Luminati is arguably the best proxy provider in the market. They sell residential proxies, mobile proxies, and datacenter proxies. One thing you will come to like about this provider is that they offer a 7 days free trial. They have the largest residential proxy pool with over 72 million residential IPs from all countries and major cities in each supported country.
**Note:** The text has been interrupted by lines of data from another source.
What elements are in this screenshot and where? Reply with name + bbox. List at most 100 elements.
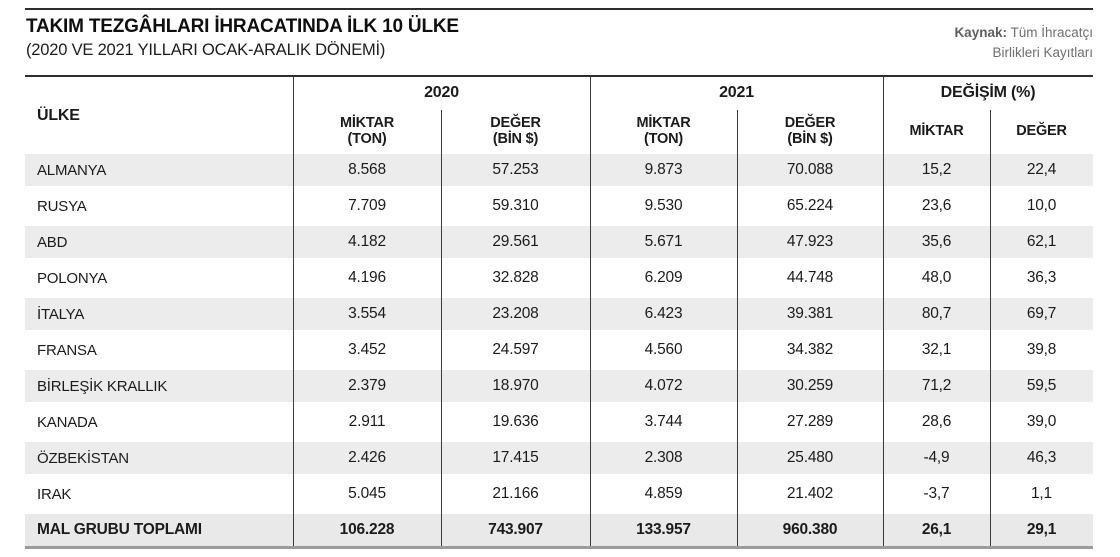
header-miktar-label: MİKTAR xyxy=(636,114,691,131)
header-2020-deger: DEĞER (BİN $) xyxy=(441,111,590,151)
cell-change-miktar: -3,7 xyxy=(923,485,950,502)
header-deger-label: DEĞER xyxy=(490,114,541,131)
source-line-2: Birlikleri Kayıtları xyxy=(992,45,1093,61)
table-row: ABD 4.182 29.561 5.671 47.923 35,6 62,1 xyxy=(25,226,1093,258)
cell-2021-deger: 27.289 xyxy=(786,413,834,430)
source-text-1: Tüm İhracatçı xyxy=(1006,25,1093,40)
header-group-2020: 2020 xyxy=(424,84,459,101)
cell-2020-deger: 18.970 xyxy=(492,377,539,394)
divider-2020-inner xyxy=(441,110,442,546)
cell-country: ABD xyxy=(37,233,68,251)
table-row: KANADA 2.911 19.636 3.744 27.289 28,6 39… xyxy=(25,406,1093,438)
table-row: RUSYA 7.709 59.310 9.530 65.224 23,6 10,… xyxy=(25,190,1093,222)
cell-2021-miktar: 4.560 xyxy=(644,341,683,358)
cell-change-deger: 10,0 xyxy=(1026,197,1057,214)
divider-2021-change xyxy=(883,77,884,546)
cell-2021-miktar: 2.308 xyxy=(644,449,683,466)
cell-2020-miktar: 3.554 xyxy=(348,305,386,322)
cell-total-2021-miktar: 133.957 xyxy=(636,521,691,538)
header-ton-label: (TON) xyxy=(643,131,683,147)
cell-total-2021-deger: 960.380 xyxy=(782,521,838,538)
header-change-miktar: MİKTAR xyxy=(883,111,990,151)
cell-country: RUSYA xyxy=(37,197,87,215)
cell-change-miktar: 15,2 xyxy=(921,161,952,178)
cell-country: FRANSA xyxy=(37,341,97,359)
cell-total-2020-deger: 743.907 xyxy=(488,521,543,538)
cell-2020-miktar: 3.452 xyxy=(348,341,386,358)
cell-change-miktar: 32,1 xyxy=(921,341,952,358)
cell-change-miktar: 71,2 xyxy=(921,377,952,394)
cell-change-deger: 1,1 xyxy=(1031,485,1052,502)
cell-change-deger: 69,7 xyxy=(1026,305,1057,322)
header-bin-label: (BİN $) xyxy=(492,131,539,147)
cell-2021-deger: 39.381 xyxy=(786,305,834,322)
divider-2020-2021 xyxy=(590,77,591,546)
data-table: ÜLKE 2020 2021 DEĞİŞİM (%) MİKTAR (TON) … xyxy=(25,75,1093,549)
cell-2020-deger: 23.208 xyxy=(492,305,539,322)
cell-change-miktar: 35,6 xyxy=(921,233,952,250)
table-row: FRANSA 3.452 24.597 4.560 34.382 32,1 39… xyxy=(25,334,1093,366)
cell-country: ALMANYA xyxy=(37,161,107,179)
cell-2021-miktar: 3.744 xyxy=(644,413,683,430)
table-row: BİRLEŞİK KRALLIK 2.379 18.970 4.072 30.2… xyxy=(25,370,1093,402)
table-row: ÖZBEKİSTAN 2.426 17.415 2.308 25.480 -4,… xyxy=(25,442,1093,474)
table-total-row: MAL GRUBU TOPLAMI 106.228 743.907 133.95… xyxy=(25,514,1093,546)
cell-change-deger: 22,4 xyxy=(1026,161,1057,178)
cell-change-miktar: 80,7 xyxy=(921,305,952,322)
cell-total-2020-miktar: 106.228 xyxy=(339,521,395,538)
cell-2021-deger: 25.480 xyxy=(786,449,834,466)
cell-2021-miktar: 9.873 xyxy=(644,161,683,178)
cell-2020-deger: 24.597 xyxy=(492,341,539,358)
header-deger-label: DEĞER xyxy=(1016,122,1067,139)
cell-2020-miktar: 4.182 xyxy=(348,233,386,250)
table-row: POLONYA 4.196 32.828 6.209 44.748 48,0 3… xyxy=(25,262,1093,294)
cell-2021-miktar: 4.072 xyxy=(644,377,683,394)
cell-2020-deger: 59.310 xyxy=(492,197,539,214)
cell-change-miktar: -4,9 xyxy=(923,449,950,466)
header-country: ÜLKE xyxy=(37,106,80,124)
cell-2021-miktar: 4.859 xyxy=(644,485,683,502)
cell-change-deger: 59,5 xyxy=(1026,377,1057,394)
cell-2020-deger: 32.828 xyxy=(492,269,539,286)
source-label: Kaynak: xyxy=(954,25,1007,40)
cell-country: KANADA xyxy=(37,413,98,431)
cell-2020-deger: 19.636 xyxy=(492,413,539,430)
cell-2021-deger: 30.259 xyxy=(786,377,834,394)
page-title: TAKIM TEZGÂHLARI İHRACATINDA İLK 10 ÜLKE xyxy=(26,16,459,37)
table-row: ALMANYA 8.568 57.253 9.873 70.088 15,2 2… xyxy=(25,154,1093,186)
cell-country: BİRLEŞİK KRALLIK xyxy=(37,377,168,395)
divider-2021-inner xyxy=(737,110,738,546)
cell-2021-deger: 47.923 xyxy=(786,233,834,250)
cell-2021-deger: 21.402 xyxy=(786,485,834,502)
cell-2021-deger: 65.224 xyxy=(786,197,834,214)
header-bin-label: (BİN $) xyxy=(787,131,833,147)
table-row: İTALYA 3.554 23.208 6.423 39.381 80,7 69… xyxy=(25,298,1093,330)
cell-change-deger: 62,1 xyxy=(1026,233,1057,250)
cell-country: IRAK xyxy=(37,485,72,503)
cell-change-deger: 46,3 xyxy=(1026,449,1057,466)
source-note: Kaynak: Tüm İhracatçı Birlikleri Kayıtla… xyxy=(954,23,1093,64)
cell-2021-miktar: 5.671 xyxy=(644,233,683,250)
page-subtitle: (2020 VE 2021 YILLARI OCAK-ARALIK DÖNEMİ… xyxy=(26,41,386,59)
cell-change-deger: 39,0 xyxy=(1026,413,1057,430)
cell-change-deger: 36,3 xyxy=(1026,269,1057,286)
cell-total-label: MAL GRUBU TOPLAMI xyxy=(37,521,202,538)
cell-2020-miktar: 8.568 xyxy=(348,161,386,178)
header-miktar-label: MİKTAR xyxy=(339,114,395,131)
cell-2021-deger: 70.088 xyxy=(786,161,834,178)
cell-total-change-miktar: 26,1 xyxy=(921,521,952,538)
cell-country: İTALYA xyxy=(37,305,85,323)
source-line-1: Kaynak: Tüm İhracatçı xyxy=(954,23,1093,43)
cell-total-change-deger: 29,1 xyxy=(1026,521,1057,538)
cell-2020-miktar: 2.379 xyxy=(348,377,386,394)
cell-country: POLONYA xyxy=(37,269,108,287)
header-deger-label: DEĞER xyxy=(784,114,836,131)
cell-change-miktar: 23,6 xyxy=(921,197,952,214)
header-group-change: DEĞİŞİM (%) xyxy=(940,84,1036,101)
cell-2021-miktar: 6.423 xyxy=(644,305,683,322)
cell-2020-miktar: 7.709 xyxy=(348,197,386,214)
cell-2021-miktar: 6.209 xyxy=(644,269,683,286)
cell-change-miktar: 28,6 xyxy=(921,413,952,430)
cell-2020-miktar: 2.426 xyxy=(348,449,386,466)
They have one of the fastest speeds as far as scraping is concerned, and they have proven to work with all the popular web services. Their proxies are rotating proxies and change IP address after every request or a defined period of time.

Luminati rotating residential proxy


Smartproxy

smartproxy for twitter

  • IP Pool Size: Over 40 million
  • Locations: 195 locations across the globe
  • Concurrency Allowed: Unlimited
  • Bandwidth Allowed: Starts at 5GB
  • Cost: Starts at $75 monthly for 5GB

While Luminati proxies are secure, reliable, and fast, the minimum monetary requirement will scare most small scale scrapers aware as you require a minimum of $500. For a premium provider with a smaller minimum monetary requirement, you can go for Smartproxy. Smartproxy has a pool with over 40 million residential IPs.

They have support for both high rotating proxies and session-based proxies that will help you maintain sessions for up to 10 minutes. Smartproxy has support for about 195 countries and 8 major cities around the world.

Smartproxy for etsy


Shifter

Shifter Formerly Microleaves

  • IP Pool Size: Over 31 million
  • Locations: 130 countries
  • Concurrency Allowed: Unlimited
  • Cost: Starts at $249.99 monthly for 10 ports

Shifter has support for major cities and many countries around the globe. From the supported locations, it has a total of over 31 million residential backconnectIPs, making it one of the largest proxy networks in the market. Shifter proxies are priced based on ports and not bandwidth, like the others discussed above.

With Shifter, you will enjoy unlimited bandwidth usage, which makes it perfect for scraping tasks that consume much bandwidth. Shifter backconnect proxies change IP after every 5 minutes. You can use their proxies for a good number of scraping tasks as they are fast, secure, and also reliable.

shifter backconnect proxies

Conclusion

With or without using Scrapy, proxies are a must if you intend to scrape websites. Scrapy has support for using proxies, and setting proxies is incredibly easy in Scrapy. With the method discussed above, you should be able to set up proxies on Scrapy in no time. I also made recommendations on the best rotating proxies to use with Scrapy if you do not want to use Crawlera.